BEOORDELINGEN
Jean-Louis VAN BELLE (1976) De steenindustrie in Wallonië (16e-18e eeuw).
Coll. Wallonië, Kunst en Geschiedenis, nr. 35, Ed. J. Duculot, Gembloux, 77 p., 16 foto's.
Deze studie concentreert zich vooral op de streek van Zoniën (met de plaatsen Ecaussines, Feluy en Arquennes) en onthult wat het historisch onderzoek ons laat weten over de Waalse steengroeven vanaf de zestiende eeuw tot aan het begin van de mechanisatie.
Een eerste deel (steenexploitatie) probeert de exploitatieomstandigheden van deze steengroeven in beeld te brengen, met name door de analyse van huurovereenkomsten. Zoals normaal gezien de relatieve overvloed aan archieven, wordt de 18e eeuw veel diepgaander bestudeerd dan de twee voorgaande eeuwen.
Een tweede deel (de carrièremasters) analyseert de functie van de carrièrebaas, wiens professionele ambivalentie (ambachtsman of handelaar?) wordt benadrukt.
JC Baudet
Bouwkundig Erfgoed in Vlaanderen , Berichtenblad, nr 32 (december 1977), 48 blz.
Gepubliceerd door het Ministerie van Nederlandse Cultuur, Koninklijke Commissie voor Monumenten en Landschappen, Rijksdienst voor Monumenten- en Landschapszorg.

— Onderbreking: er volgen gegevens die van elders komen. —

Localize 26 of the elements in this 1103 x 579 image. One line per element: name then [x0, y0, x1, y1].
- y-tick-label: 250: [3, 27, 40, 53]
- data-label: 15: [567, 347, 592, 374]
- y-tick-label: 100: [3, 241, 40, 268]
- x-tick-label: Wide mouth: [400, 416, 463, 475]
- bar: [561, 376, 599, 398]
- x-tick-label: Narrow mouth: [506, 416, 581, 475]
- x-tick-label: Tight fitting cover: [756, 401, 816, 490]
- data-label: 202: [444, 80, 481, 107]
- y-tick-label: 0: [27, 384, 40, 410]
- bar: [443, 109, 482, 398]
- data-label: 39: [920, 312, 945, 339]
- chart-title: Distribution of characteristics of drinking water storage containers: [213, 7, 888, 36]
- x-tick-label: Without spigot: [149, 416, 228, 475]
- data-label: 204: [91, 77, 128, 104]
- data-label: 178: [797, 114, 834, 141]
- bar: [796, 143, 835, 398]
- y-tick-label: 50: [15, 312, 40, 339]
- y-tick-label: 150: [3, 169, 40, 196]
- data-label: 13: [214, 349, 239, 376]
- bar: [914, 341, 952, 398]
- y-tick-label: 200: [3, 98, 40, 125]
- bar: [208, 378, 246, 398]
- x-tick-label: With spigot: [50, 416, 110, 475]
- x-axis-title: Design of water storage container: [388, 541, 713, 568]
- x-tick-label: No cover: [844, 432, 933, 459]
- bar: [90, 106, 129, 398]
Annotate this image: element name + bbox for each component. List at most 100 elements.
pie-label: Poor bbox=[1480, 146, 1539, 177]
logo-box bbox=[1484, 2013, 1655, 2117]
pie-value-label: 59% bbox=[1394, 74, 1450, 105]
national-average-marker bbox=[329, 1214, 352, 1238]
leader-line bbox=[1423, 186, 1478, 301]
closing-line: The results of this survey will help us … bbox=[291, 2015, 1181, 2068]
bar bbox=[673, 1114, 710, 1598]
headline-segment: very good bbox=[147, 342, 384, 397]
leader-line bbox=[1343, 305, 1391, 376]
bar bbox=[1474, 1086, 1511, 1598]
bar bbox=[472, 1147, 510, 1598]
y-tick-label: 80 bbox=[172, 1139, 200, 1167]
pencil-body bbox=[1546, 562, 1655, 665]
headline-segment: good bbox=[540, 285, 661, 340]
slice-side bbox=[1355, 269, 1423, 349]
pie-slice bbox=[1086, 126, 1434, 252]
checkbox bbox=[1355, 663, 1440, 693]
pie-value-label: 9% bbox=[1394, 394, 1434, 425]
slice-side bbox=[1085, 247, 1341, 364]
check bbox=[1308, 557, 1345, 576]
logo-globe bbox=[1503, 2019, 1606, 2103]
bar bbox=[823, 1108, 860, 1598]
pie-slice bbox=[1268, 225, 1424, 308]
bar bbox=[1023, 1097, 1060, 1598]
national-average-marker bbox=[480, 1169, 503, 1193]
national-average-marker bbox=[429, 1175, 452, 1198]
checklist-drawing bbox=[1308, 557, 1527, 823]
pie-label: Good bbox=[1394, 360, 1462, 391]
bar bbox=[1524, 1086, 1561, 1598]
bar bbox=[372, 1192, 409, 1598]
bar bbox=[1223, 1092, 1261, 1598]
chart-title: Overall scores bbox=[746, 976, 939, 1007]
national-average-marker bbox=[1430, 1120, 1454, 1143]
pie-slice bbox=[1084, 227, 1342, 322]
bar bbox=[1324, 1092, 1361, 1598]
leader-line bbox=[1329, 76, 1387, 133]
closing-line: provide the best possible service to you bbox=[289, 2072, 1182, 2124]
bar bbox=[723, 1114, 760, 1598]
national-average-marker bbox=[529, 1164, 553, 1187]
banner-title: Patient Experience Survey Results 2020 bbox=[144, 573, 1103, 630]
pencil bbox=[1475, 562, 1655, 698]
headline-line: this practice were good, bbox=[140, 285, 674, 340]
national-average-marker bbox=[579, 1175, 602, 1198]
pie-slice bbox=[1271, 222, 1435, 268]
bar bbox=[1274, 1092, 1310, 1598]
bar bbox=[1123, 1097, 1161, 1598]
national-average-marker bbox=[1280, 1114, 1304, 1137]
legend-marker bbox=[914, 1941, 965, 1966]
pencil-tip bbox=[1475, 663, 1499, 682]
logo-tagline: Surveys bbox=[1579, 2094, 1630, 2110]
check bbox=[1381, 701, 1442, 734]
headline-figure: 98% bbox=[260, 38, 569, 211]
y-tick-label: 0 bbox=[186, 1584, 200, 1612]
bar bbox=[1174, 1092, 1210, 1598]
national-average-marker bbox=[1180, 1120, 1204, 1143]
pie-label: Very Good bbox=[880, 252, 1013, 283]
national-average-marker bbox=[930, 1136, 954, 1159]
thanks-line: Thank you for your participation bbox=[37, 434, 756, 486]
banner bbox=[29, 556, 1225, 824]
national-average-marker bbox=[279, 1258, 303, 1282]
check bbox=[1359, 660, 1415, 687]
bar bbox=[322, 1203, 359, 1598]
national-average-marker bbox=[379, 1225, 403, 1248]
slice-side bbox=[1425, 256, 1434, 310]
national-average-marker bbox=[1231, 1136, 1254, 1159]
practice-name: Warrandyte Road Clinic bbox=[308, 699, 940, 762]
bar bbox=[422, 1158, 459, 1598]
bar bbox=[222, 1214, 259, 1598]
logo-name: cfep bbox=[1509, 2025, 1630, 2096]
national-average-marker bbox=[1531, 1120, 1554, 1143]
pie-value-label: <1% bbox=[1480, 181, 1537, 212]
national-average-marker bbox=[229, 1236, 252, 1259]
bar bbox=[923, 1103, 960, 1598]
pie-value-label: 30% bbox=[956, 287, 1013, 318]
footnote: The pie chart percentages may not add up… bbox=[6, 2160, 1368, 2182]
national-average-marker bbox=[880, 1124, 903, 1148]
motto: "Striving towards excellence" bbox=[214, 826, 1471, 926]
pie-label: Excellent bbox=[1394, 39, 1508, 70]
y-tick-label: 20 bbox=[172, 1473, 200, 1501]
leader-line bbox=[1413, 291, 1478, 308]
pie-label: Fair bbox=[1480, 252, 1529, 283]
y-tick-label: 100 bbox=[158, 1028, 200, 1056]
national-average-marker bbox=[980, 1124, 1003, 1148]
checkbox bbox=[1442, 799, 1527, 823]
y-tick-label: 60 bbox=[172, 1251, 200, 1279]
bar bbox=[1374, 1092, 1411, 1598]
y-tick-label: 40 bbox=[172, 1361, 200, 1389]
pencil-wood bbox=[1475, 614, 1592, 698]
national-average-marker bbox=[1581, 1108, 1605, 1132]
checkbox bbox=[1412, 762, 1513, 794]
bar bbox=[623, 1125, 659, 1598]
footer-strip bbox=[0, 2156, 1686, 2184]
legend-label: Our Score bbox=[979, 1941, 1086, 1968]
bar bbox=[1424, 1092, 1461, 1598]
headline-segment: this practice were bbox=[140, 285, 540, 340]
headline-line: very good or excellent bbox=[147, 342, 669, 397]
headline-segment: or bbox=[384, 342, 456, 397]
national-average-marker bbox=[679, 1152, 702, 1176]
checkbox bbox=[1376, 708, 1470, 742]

Dit bijzonder nummer, betreffende industriële archeologie, bevat een artikel door A. Linters: “Industriële archeologie: definitions in bemerkingen”, een andere door
A. Vanden Abeele: “Sociale Stadsvernieuwing”, in een van de voorgestelde foto's: “Industriële archeologie in Vlaanderen” heeft twee mooie foto's. Er is ook een uitgebreide bibliografie (5 blz.) die een vroege introductie vormt tot de industriële archeologie.
L. Bogaerts
BO WATKINS & R. MEADOR, 1977 Technologie en menselijke waarden. Botsing en oplossing.
Ed.: Ann Arbor Science Publishers (Ann Arbor, VS) 174 p.
Dit is een belangrijk boek dat een belangrijk onderwerp behandelt: niets minder dan de waarde (en toekomst) van technologie. Er is hier geen sprake van een samenvatting van dit dichte, overvloedig gedocumenteerde werk (176 referenties en een zeer nuttige index). Er is hier geen sprake van om het samen te vatten, om er echte kritiek op te leveren. Het is inderdaad een tekst om over na te denken, die bij een eerste lezing “niet uitgeput raakt”. Bovendien, en wij merken dit met medeleven op, hebben de auteurs, na hun belangrijkste hoofdstukken, lijsten met vragen verstrekt, soms ogenschijnlijk naïef, die er niet in slagen de lezer te laten zien dat de wortel van het probleem filosofisch is.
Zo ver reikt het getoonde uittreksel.